The survey, coordinated by the World Health Organization, aims to encourage local assessments of infection prevention, and to understand the progress of current hand hygiene activities around the world.
The Health Quality & Safety Commission will be using this data to inform future improvement initiatives in New Zealand.
“This is a wonderful opportunity for New Zealand health care providers to compare the performance of their facilities with the WHO infection control and hand hygiene standards, while also participating in a global survey on infection prevention,” says Dr Sally Roberts, clinical lead for the Commission’s infection prevention and control programme.
The theme of the day aligns with the aim of the Commission’s national hand hygiene programme, which is to demonstrate how important infection prevention and hand hygiene are for quality care.

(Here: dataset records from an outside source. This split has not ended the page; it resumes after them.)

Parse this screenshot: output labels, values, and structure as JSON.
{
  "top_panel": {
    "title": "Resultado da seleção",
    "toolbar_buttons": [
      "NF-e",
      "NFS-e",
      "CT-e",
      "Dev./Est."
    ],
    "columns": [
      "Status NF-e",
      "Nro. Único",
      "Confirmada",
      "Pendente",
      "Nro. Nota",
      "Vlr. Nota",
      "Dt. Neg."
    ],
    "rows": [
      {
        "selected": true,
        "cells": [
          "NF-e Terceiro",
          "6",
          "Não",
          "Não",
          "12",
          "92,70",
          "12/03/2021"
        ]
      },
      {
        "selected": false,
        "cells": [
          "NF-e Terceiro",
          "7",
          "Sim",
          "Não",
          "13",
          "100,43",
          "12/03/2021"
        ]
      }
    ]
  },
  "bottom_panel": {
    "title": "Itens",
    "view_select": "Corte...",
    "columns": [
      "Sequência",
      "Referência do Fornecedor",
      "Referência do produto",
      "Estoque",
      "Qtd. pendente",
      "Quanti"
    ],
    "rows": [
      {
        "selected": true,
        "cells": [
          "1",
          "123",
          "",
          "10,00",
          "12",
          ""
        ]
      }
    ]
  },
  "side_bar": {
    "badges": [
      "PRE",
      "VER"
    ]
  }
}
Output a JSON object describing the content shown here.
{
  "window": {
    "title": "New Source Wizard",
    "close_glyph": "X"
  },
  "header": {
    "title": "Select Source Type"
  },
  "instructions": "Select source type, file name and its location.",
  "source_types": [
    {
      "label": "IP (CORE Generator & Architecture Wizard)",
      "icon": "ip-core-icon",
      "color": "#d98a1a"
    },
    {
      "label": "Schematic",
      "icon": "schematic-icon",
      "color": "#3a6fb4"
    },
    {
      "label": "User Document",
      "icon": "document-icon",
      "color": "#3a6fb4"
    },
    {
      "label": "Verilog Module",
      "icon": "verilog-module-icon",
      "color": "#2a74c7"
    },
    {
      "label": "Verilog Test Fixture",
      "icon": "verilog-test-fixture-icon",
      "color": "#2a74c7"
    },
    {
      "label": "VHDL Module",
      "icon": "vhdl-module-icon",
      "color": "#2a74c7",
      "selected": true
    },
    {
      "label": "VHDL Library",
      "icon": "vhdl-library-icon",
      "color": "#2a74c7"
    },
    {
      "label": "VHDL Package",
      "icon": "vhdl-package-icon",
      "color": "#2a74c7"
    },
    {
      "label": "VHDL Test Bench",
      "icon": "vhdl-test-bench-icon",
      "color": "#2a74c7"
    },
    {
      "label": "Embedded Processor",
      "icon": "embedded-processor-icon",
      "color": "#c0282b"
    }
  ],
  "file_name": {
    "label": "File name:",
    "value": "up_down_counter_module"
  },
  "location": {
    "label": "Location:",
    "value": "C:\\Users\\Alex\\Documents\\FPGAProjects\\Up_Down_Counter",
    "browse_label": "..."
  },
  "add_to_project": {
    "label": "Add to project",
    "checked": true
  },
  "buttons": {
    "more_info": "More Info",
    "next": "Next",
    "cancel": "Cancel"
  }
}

“Cleaning of hands is one of the most effective ways to prevent the spread of germs; we learn this message early in our lives. Hand hygiene is as powerful as it is simple, and nowhere more so than in healthcare,” said Dr Roberts.
World Hand Hygiene Day also provides an opportunity for health care workers to celebrate hand hygiene achievements to date.
The latest Hand Hygiene New Zealand audit report by the Commission for November 2018 – March 2019 shows compliance among many health care worker categories continues to climb.
“Awareness of the importance of hand hygiene is higher, and engagement with improving hand hygiene compliance continues to grow,” said Dr Roberts.
Hand hygiene compliance by health care workers in New Zealand public hospitals has improved significantly since the hand hygiene programme was launched. Nationally, the compliance rate is 85 percent, up from 62 percent in 2012.
The Commission is distributing new hand hygiene posters to hospitals involved in the programme for World Hand Hygiene Day.